Je ne peux pas continuer à prêcher la vertu civique et l’ignorer dans ma pratique professionnelle : peut-être cette question a-t-elle un lien avec les corruptions ? Il n’y a, semble-t-il, aucune commune mesure entre un (ancien) ministre qui ment publiquement et un gamin insolent qui “ nie l’évidence ”, entre un directeur d’office HLM dont la corruption est payée par des milliers de locataires et un petit caïd de banlieue faisant dans les bizness divers… En réalité, si : leurs “ morales ” (ou leurs “ repères ” !) sont les mêmes ! Seuls diffèrent leurs rayons d’action et les coûts financiers et sociaux de leurs dégâts.

 

Appliquer les principes du droit à l’école ? Des solutions existent : que, en ce qui concerne les comportements (le “ pénal ”), une instance indépendante dans l’établissement prononce les punitions et fixe les réparations (des collèges et lycées fonctionnent déjà selon ce principe sous des formes variées), et que, en ce qui concerne la validation des résultats scolaires, (le “ civil ”), seules soient portées sur les bulletins et livrets les notes obtenues dans les conditions d’épreuves normalisées, régulières, anonymées et corrigées par d’autres enseignants que ceux de l’élève. Ce qui exigerait bien sûr que les règlements intérieurs soient réécrits selon les normes du droit, accompagnés de leur code de procédure, et prévoient leur propre règles d’élaboration et de modification. La mise en application de ces trois mesures, qui ne sont pas autre chose que la mise en œuvre effective dans l’institution scolaire des principes de la démocratie et notamment de la distinction des pouvoirs, n’exige ni délai ni finances supplémentaires.

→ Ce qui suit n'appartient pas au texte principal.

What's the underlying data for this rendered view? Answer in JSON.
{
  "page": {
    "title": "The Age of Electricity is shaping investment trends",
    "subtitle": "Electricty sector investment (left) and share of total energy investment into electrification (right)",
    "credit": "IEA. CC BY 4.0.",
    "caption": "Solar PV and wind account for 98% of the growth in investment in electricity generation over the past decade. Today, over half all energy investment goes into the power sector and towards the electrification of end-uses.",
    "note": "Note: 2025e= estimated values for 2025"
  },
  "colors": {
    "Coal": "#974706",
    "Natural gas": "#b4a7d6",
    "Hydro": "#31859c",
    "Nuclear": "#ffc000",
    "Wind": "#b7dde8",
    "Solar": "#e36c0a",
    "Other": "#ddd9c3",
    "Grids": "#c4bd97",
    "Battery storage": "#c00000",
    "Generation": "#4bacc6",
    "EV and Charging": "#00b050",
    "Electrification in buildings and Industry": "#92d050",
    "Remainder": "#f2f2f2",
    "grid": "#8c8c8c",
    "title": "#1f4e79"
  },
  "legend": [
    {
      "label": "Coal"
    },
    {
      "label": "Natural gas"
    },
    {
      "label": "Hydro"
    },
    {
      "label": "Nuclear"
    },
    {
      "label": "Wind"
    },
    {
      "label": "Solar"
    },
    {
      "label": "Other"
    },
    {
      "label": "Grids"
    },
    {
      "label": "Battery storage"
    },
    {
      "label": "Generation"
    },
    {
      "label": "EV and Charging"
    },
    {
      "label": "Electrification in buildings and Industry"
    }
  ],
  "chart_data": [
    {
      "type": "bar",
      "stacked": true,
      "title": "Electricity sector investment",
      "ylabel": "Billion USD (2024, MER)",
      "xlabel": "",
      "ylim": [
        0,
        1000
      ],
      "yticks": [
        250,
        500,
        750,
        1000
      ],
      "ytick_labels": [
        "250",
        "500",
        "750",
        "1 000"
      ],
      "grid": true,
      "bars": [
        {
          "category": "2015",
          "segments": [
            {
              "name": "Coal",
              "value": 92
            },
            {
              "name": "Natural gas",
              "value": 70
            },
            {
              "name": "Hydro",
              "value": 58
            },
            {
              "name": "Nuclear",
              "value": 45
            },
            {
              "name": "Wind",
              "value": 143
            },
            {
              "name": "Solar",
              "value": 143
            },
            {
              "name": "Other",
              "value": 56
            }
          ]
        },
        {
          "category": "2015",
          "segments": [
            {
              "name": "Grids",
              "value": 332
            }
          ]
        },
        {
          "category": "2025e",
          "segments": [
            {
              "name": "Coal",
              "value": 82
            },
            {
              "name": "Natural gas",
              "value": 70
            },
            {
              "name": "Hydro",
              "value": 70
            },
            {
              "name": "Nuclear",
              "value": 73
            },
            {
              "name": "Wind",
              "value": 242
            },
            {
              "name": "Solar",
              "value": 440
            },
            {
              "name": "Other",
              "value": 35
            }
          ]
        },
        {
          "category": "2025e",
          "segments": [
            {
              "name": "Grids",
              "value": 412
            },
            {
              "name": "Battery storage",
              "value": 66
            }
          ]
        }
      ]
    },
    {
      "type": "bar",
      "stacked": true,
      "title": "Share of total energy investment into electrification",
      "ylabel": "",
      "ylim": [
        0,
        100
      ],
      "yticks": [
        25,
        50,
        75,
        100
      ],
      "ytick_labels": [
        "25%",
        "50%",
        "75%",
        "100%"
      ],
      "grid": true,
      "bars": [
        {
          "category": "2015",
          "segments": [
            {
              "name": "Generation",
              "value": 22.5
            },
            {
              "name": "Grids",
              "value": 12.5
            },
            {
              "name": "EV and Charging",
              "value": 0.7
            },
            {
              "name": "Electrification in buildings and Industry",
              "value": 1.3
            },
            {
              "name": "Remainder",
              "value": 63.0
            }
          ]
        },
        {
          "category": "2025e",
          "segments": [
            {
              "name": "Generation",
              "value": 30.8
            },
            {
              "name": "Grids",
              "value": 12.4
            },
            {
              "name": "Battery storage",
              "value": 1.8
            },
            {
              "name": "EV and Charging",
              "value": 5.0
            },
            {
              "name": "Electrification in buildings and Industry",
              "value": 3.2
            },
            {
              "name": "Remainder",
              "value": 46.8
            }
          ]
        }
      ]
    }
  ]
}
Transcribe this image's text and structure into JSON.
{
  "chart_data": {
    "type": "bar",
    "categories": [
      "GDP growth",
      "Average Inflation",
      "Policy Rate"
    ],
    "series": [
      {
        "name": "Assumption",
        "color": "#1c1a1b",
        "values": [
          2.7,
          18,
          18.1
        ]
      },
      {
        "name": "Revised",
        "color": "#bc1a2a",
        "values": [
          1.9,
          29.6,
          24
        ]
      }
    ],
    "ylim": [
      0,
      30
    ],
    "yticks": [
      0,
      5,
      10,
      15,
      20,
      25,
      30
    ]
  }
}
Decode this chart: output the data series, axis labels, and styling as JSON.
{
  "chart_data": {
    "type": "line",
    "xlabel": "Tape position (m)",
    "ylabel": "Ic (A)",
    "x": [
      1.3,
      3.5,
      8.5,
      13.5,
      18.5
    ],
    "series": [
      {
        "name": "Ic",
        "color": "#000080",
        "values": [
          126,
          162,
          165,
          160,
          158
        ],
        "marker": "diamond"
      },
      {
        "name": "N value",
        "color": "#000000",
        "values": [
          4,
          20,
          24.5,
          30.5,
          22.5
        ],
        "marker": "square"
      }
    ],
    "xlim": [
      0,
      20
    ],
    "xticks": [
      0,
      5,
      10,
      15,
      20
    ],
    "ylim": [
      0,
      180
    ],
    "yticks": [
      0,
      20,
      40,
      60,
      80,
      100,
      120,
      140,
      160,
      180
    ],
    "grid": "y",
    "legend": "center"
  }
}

Éducation civique ? Certes, et donc, et c’est probablement l’enjeu central de ce qui se passe aujourd’hui à l’école, pratiques civiques, inscrites dans des règles de fonctionnement institutionnel, qui permettront alors que l’école cesse d’être une zone de non-droit permanent et puisse répondre au défi majeur de notre temps : comment vivre ensemble ? Comment, à l'école, apprendre à vivre ensemble ?

 

Bernard Defrance,

professeur de philosophie,

lycée Maurice Utrillo, Stains (Seine-St-Denis).



* Paru dans La nouvelle revue de l’AIS, éditions du Centre national de Suresnes, n° 3, septembre 1998.